Consumer Applications:
Entertainment
Interactive Storytelling: Back in February, I played a game of Dungeons and Dragons with GPT-3 as a dungeon master. It was pretty novel, but there were some roadblocks. Many of these stemmed from the fact that the model required constant human supervision to generate content past the limits of the context window. With the ability to maintain much larger context windows, LLMs could deliver significantly richer interactive storytelling experiences in situations like this. Imagine games that don’t just respond to your most recent inputs, but tailor their entire narrative based on the full history of your choices throughout the game.
Education
Personalized Learning: LLMs that can maintain larger context windows could offer more effective personalized learning experiences. Such a model could track a student's learning progress across a wide range of topics and adapt its teaching strategy in real-time to match the student's changing needs.
Considerations
There’s a unifying thread between many of these potential applications of LLMs with larger context windows. If these models can take in and generate extremely large pieces of text, it might change the need for complex data storage and retrieval systems. In meeting various practitioners and at my work, the data engineering around LLM deployment is a continuation of the headache that has plagued commercial ML development over the last decade. Given the real-time nature of most LLM applications, the data problem is already made harder. With this advancement, instead of storing many small chunks of information and needing to search and retrieve them, models could just retrieve relevant information from the context window on the fly. However, this shift would likely only be feasible for data that these models have been effectively trained on - there would potentially still be a need to store and retrieve other types of data. In any case, these models will impact the way we think about how LLMs use data.

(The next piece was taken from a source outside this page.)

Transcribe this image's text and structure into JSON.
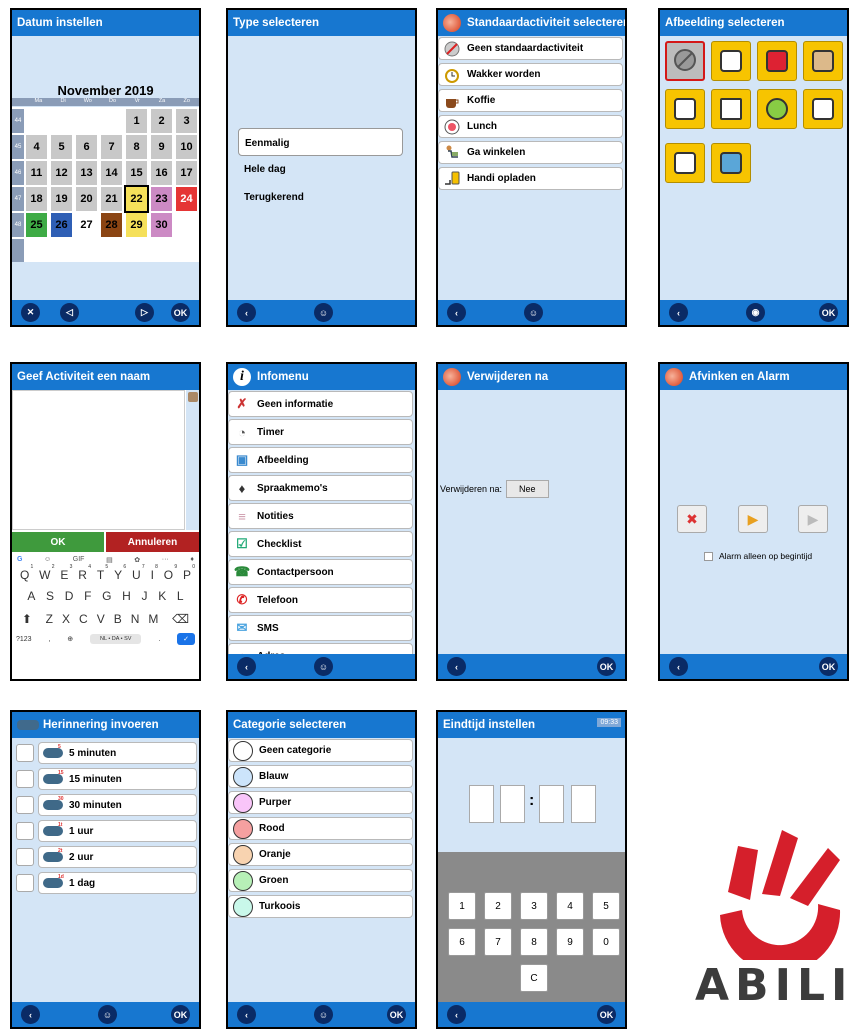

The push towards expanding context windows is not just a race for bigger and better, but rather a concerted effort to meaningfully revolutionize how we interact with data and how we generate insights from it. From synthetic biology to immersive gaming, personalized education to codebase understanding, the expansion of context windows has the potential to make these applications not only feasible but incredibly transformative. There are certainly exciting things to come.